Didier Queloz (Cambridge) was in town for the day. Bedell (Flatiron) and I discussed with him next-generation projects for HARPS and new HARPS-like instruments. He is pushing for extended campaigns on limited sets of bright stars. I like this idea for its statistical and experimental-design simplicity! But (as he notes) it is hard to get the heterogeneous community behind such big projects. He has a project to pitch, however, if people are looking to buy in to new data sources. He, Bedell, and I discussed what we know about limits to precision in this kind of work. We aren't far apart, in that we all agree that HARPS (and its competitors) are extremely well calibrated machines, much better calibrated than the end-to-end precision obtained.


searches for anomalies

Today Kate Storey-Fisher (NYU) and I met with Mike Blanton (NYU) and Zhongxu Zhai (NYU) to discuss possible projects that Storey-Fisher and I have been talking about. We are thinking about trying to systematize (and pre-register) the search for anomalies in cosmological surveys. The idea (which is still vague) is to somehow lexicographically order all anomalies we could search for, and then search, such that we can keep exquisite track of the number of independent hypotheses we have checked.

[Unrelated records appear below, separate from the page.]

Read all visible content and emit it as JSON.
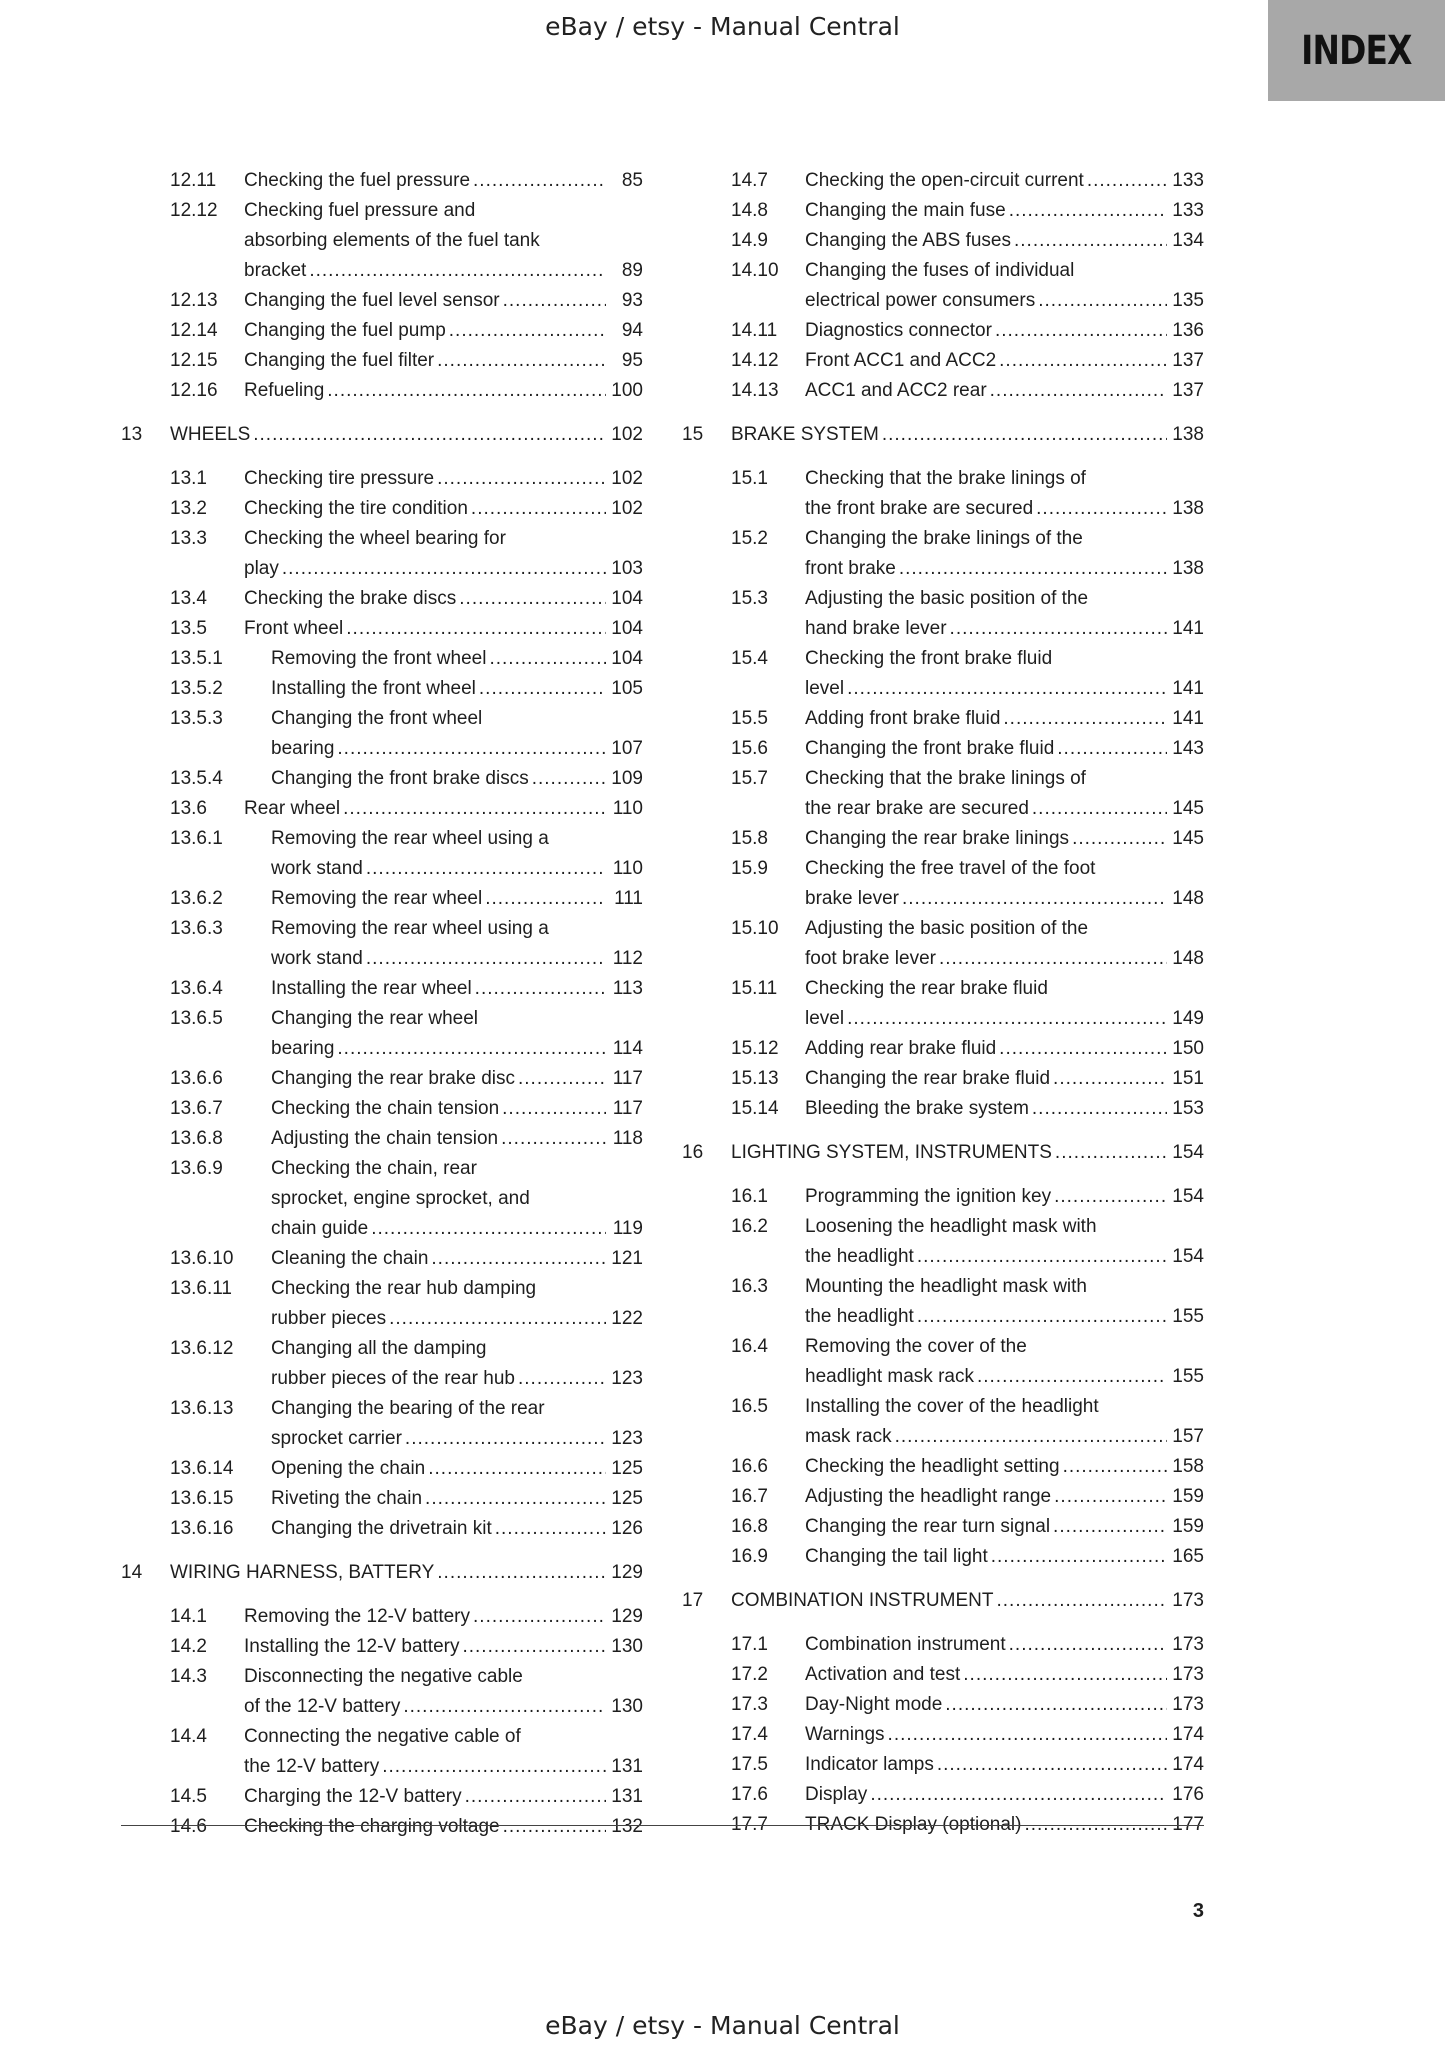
{
  "header": {
    "text": "eBay / etsy - Manual Central"
  },
  "footer": {
    "text": "eBay / etsy - Manual Central",
    "page_number": "3"
  },
  "index_tab": {
    "label": "INDEX",
    "color": "#a8a8a8"
  },
  "left_column": [
    {
      "n": "12.11",
      "lines": [
        "Checking the fuel pressure"
      ],
      "p": "85"
    },
    {
      "n": "12.12",
      "lines": [
        "Checking fuel pressure and",
        "absorbing elements of the fuel tank",
        "bracket"
      ],
      "p": "89"
    },
    {
      "n": "12.13",
      "lines": [
        "Changing the fuel level sensor"
      ],
      "p": "93"
    },
    {
      "n": "12.14",
      "lines": [
        "Changing the fuel pump"
      ],
      "p": "94"
    },
    {
      "n": "12.15",
      "lines": [
        "Changing the fuel filter"
      ],
      "p": "95"
    },
    {
      "n": "12.16",
      "lines": [
        "Refueling"
      ],
      "p": "100"
    },
    {
      "n": "13",
      "lines": [
        "WHEELS"
      ],
      "p": "102",
      "heading": true
    },
    {
      "n": "13.1",
      "lines": [
        "Checking tire pressure"
      ],
      "p": "102"
    },
    {
      "n": "13.2",
      "lines": [
        "Checking the tire condition"
      ],
      "p": "102"
    },
    {
      "n": "13.3",
      "lines": [
        "Checking the wheel bearing for",
        "play"
      ],
      "p": "103"
    },
    {
      "n": "13.4",
      "lines": [
        "Checking the brake discs"
      ],
      "p": "104"
    },
    {
      "n": "13.5",
      "lines": [
        "Front wheel"
      ],
      "p": "104"
    },
    {
      "n": "13.5.1",
      "lines": [
        "Removing the front wheel"
      ],
      "p": "104",
      "sub": true
    },
    {
      "n": "13.5.2",
      "lines": [
        "Installing the front wheel"
      ],
      "p": "105",
      "sub": true
    },
    {
      "n": "13.5.3",
      "lines": [
        "Changing the front wheel",
        "bearing"
      ],
      "p": "107",
      "sub": true
    },
    {
      "n": "13.5.4",
      "lines": [
        "Changing the front brake discs"
      ],
      "p": "109",
      "sub": true
    },
    {
      "n": "13.6",
      "lines": [
        "Rear wheel"
      ],
      "p": "110"
    },
    {
      "n": "13.6.1",
      "lines": [
        "Removing the rear wheel using a",
        "work stand"
      ],
      "p": "110",
      "sub": true
    },
    {
      "n": "13.6.2",
      "lines": [
        "Removing the rear wheel"
      ],
      "p": "111",
      "sub": true
    },
    {
      "n": "13.6.3",
      "lines": [
        "Removing the rear wheel using a",
        "work stand"
      ],
      "p": "112",
      "sub": true
    },
    {
      "n": "13.6.4",
      "lines": [
        "Installing the rear wheel"
      ],
      "p": "113",
      "sub": true
    },
    {
      "n": "13.6.5",
      "lines": [
        "Changing the rear wheel",
        "bearing"
      ],
      "p": "114",
      "sub": true
    },
    {
      "n": "13.6.6",
      "lines": [
        "Changing the rear brake disc"
      ],
      "p": "117",
      "sub": true
    },
    {
      "n": "13.6.7",
      "lines": [
        "Checking the chain tension"
      ],
      "p": "117",
      "sub": true
    },
    {
      "n": "13.6.8",
      "lines": [
        "Adjusting the chain tension"
      ],
      "p": "118",
      "sub": true
    },
    {
      "n": "13.6.9",
      "lines": [
        "Checking the chain, rear",
        "sprocket, engine sprocket, and",
        "chain guide"
      ],
      "p": "119",
      "sub": true
    },
    {
      "n": "13.6.10",
      "lines": [
        "Cleaning the chain"
      ],
      "p": "121",
      "sub": true
    },
    {
      "n": "13.6.11",
      "lines": [
        "Checking the rear hub damping",
        "rubber pieces"
      ],
      "p": "122",
      "sub": true
    },
    {
      "n": "13.6.12",
      "lines": [
        "Changing all the damping",
        "rubber pieces of the rear hub"
      ],
      "p": "123",
      "sub": true
    },
    {
      "n": "13.6.13",
      "lines": [
        "Changing the bearing of the rear",
        "sprocket carrier"
      ],
      "p": "123",
      "sub": true
    },
    {
      "n": "13.6.14",
      "lines": [
        "Opening the chain"
      ],
      "p": "125",
      "sub": true
    },
    {
      "n": "13.6.15",
      "lines": [
        "Riveting the chain"
      ],
      "p": "125",
      "sub": true
    },
    {
      "n": "13.6.16",
      "lines": [
        "Changing the drivetrain kit"
      ],
      "p": "126",
      "sub": true
    },
    {
      "n": "14",
      "lines": [
        "WIRING HARNESS, BATTERY"
      ],
      "p": "129",
      "heading": true
    },
    {
      "n": "14.1",
      "lines": [
        "Removing the 12-V battery"
      ],
      "p": "129"
    },
    {
      "n": "14.2",
      "lines": [
        "Installing the 12-V battery"
      ],
      "p": "130"
    },
    {
      "n": "14.3",
      "lines": [
        "Disconnecting the negative cable",
        "of the 12-V battery"
      ],
      "p": "130"
    },
    {
      "n": "14.4",
      "lines": [
        "Connecting the negative cable of",
        "the 12-V battery"
      ],
      "p": "131"
    },
    {
      "n": "14.5",
      "lines": [
        "Charging the 12-V battery"
      ],
      "p": "131"
    },
    {
      "n": "14.6",
      "lines": [
        "Checking the charging voltage"
      ],
      "p": "132"
    }
  ],
  "right_column": [
    {
      "n": "14.7",
      "lines": [
        "Checking the open-circuit current"
      ],
      "p": "133"
    },
    {
      "n": "14.8",
      "lines": [
        "Changing the main fuse"
      ],
      "p": "133"
    },
    {
      "n": "14.9",
      "lines": [
        "Changing the ABS fuses"
      ],
      "p": "134"
    },
    {
      "n": "14.10",
      "lines": [
        "Changing the fuses of individual",
        "electrical power consumers"
      ],
      "p": "135"
    },
    {
      "n": "14.11",
      "lines": [
        "Diagnostics connector"
      ],
      "p": "136"
    },
    {
      "n": "14.12",
      "lines": [
        "Front ACC1 and ACC2"
      ],
      "p": "137"
    },
    {
      "n": "14.13",
      "lines": [
        "ACC1 and ACC2 rear"
      ],
      "p": "137"
    },
    {
      "n": "15",
      "lines": [
        "BRAKE SYSTEM"
      ],
      "p": "138",
      "heading": true
    },
    {
      "n": "15.1",
      "lines": [
        "Checking that the brake linings of",
        "the front brake are secured"
      ],
      "p": "138"
    },
    {
      "n": "15.2",
      "lines": [
        "Changing the brake linings of the",
        "front brake"
      ],
      "p": "138"
    },
    {
      "n": "15.3",
      "lines": [
        "Adjusting the basic position of the",
        "hand brake lever"
      ],
      "p": "141"
    },
    {
      "n": "15.4",
      "lines": [
        "Checking the front brake fluid",
        "level"
      ],
      "p": "141"
    },
    {
      "n": "15.5",
      "lines": [
        "Adding front brake fluid"
      ],
      "p": "141"
    },
    {
      "n": "15.6",
      "lines": [
        "Changing the front brake fluid"
      ],
      "p": "143"
    },
    {
      "n": "15.7",
      "lines": [
        "Checking that the brake linings of",
        "the rear brake are secured"
      ],
      "p": "145"
    },
    {
      "n": "15.8",
      "lines": [
        "Changing the rear brake linings"
      ],
      "p": "145"
    },
    {
      "n": "15.9",
      "lines": [
        "Checking the free travel of the foot",
        "brake lever"
      ],
      "p": "148"
    },
    {
      "n": "15.10",
      "lines": [
        "Adjusting the basic position of the",
        "foot brake lever"
      ],
      "p": "148"
    },
    {
      "n": "15.11",
      "lines": [
        "Checking the rear brake fluid",
        "level"
      ],
      "p": "149"
    },
    {
      "n": "15.12",
      "lines": [
        "Adding rear brake fluid"
      ],
      "p": "150"
    },
    {
      "n": "15.13",
      "lines": [
        "Changing the rear brake fluid"
      ],
      "p": "151"
    },
    {
      "n": "15.14",
      "lines": [
        "Bleeding the brake system"
      ],
      "p": "153"
    },
    {
      "n": "16",
      "lines": [
        "LIGHTING SYSTEM, INSTRUMENTS"
      ],
      "p": "154",
      "heading": true
    },
    {
      "n": "16.1",
      "lines": [
        "Programming the ignition key"
      ],
      "p": "154"
    },
    {
      "n": "16.2",
      "lines": [
        "Loosening the headlight mask with",
        "the headlight"
      ],
      "p": "154"
    },
    {
      "n": "16.3",
      "lines": [
        "Mounting the headlight mask with",
        "the headlight"
      ],
      "p": "155"
    },
    {
      "n": "16.4",
      "lines": [
        "Removing the cover of the",
        "headlight mask rack"
      ],
      "p": "155"
    },
    {
      "n": "16.5",
      "lines": [
        "Installing the cover of the headlight",
        "mask rack"
      ],
      "p": "157"
    },
    {
      "n": "16.6",
      "lines": [
        "Checking the headlight setting"
      ],
      "p": "158"
    },
    {
      "n": "16.7",
      "lines": [
        "Adjusting the headlight range"
      ],
      "p": "159"
    },
    {
      "n": "16.8",
      "lines": [
        "Changing the rear turn signal"
      ],
      "p": "159"
    },
    {
      "n": "16.9",
      "lines": [
        "Changing the tail light"
      ],
      "p": "165"
    },
    {
      "n": "17",
      "lines": [
        "COMBINATION INSTRUMENT"
      ],
      "p": "173",
      "heading": true
    },
    {
      "n": "17.1",
      "lines": [
        "Combination instrument"
      ],
      "p": "173"
    },
    {
      "n": "17.2",
      "lines": [
        "Activation and test"
      ],
      "p": "173"
    },
    {
      "n": "17.3",
      "lines": [
        "Day-Night mode"
      ],
      "p": "173"
    },
    {
      "n": "17.4",
      "lines": [
        "Warnings"
      ],
      "p": "174"
    },
    {
      "n": "17.5",
      "lines": [
        "Indicator lamps"
      ],
      "p": "174"
    },
    {
      "n": "17.6",
      "lines": [
        "Display"
      ],
      "p": "176"
    },
    {
      "n": "17.7",
      "lines": [
        "TRACK Display (optional)"
      ],
      "p": "177"
    }
  ]
}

Blanton and Zhai had some advice for us. One category of advice was around systematics: Anomalies and systematics in the data might appear similar! So we should think about anomalies that are somehow least sensitive to these systematics. One good thing is that we are working at the home of many of the tools that we need to make these assessments. Another category of advice was to think about what anomalies are motivated by questions of theory in the dark sector, in galaxy formation, or in the initial conditions. Theory-inspired (if not predicted) anomalies are more productive, in a scientific-literature sense, than randomly specified anomalies. We are close to being able to specify a project!


detailed abundances and stellar companions

Taisiya Kopytova arrived in NYC for a few days to work on stellar abundances and orbital companions. Her project is very well designed: She has a set of red-giant stars in APOGEE where we know they have companions. For each of these stars with companions, she has found a set of matched stars—matched in stellar parameters—that don't have companions (or not companions that are detectable). She then compares the detailed chemical abundances between these two samples. The approach is extremely conservative and very robust to problems in the data: For a false effect to appear, it has to be an effect that causes a companion to be detected (or not detected)! And she finds signals.

One disturbing thing is that we find signal-to-noise effects, and we get slightly different results when we use APOGEE DR13 or DR14 data. So we might need to match on signal-to-noise as well as stellar parameters.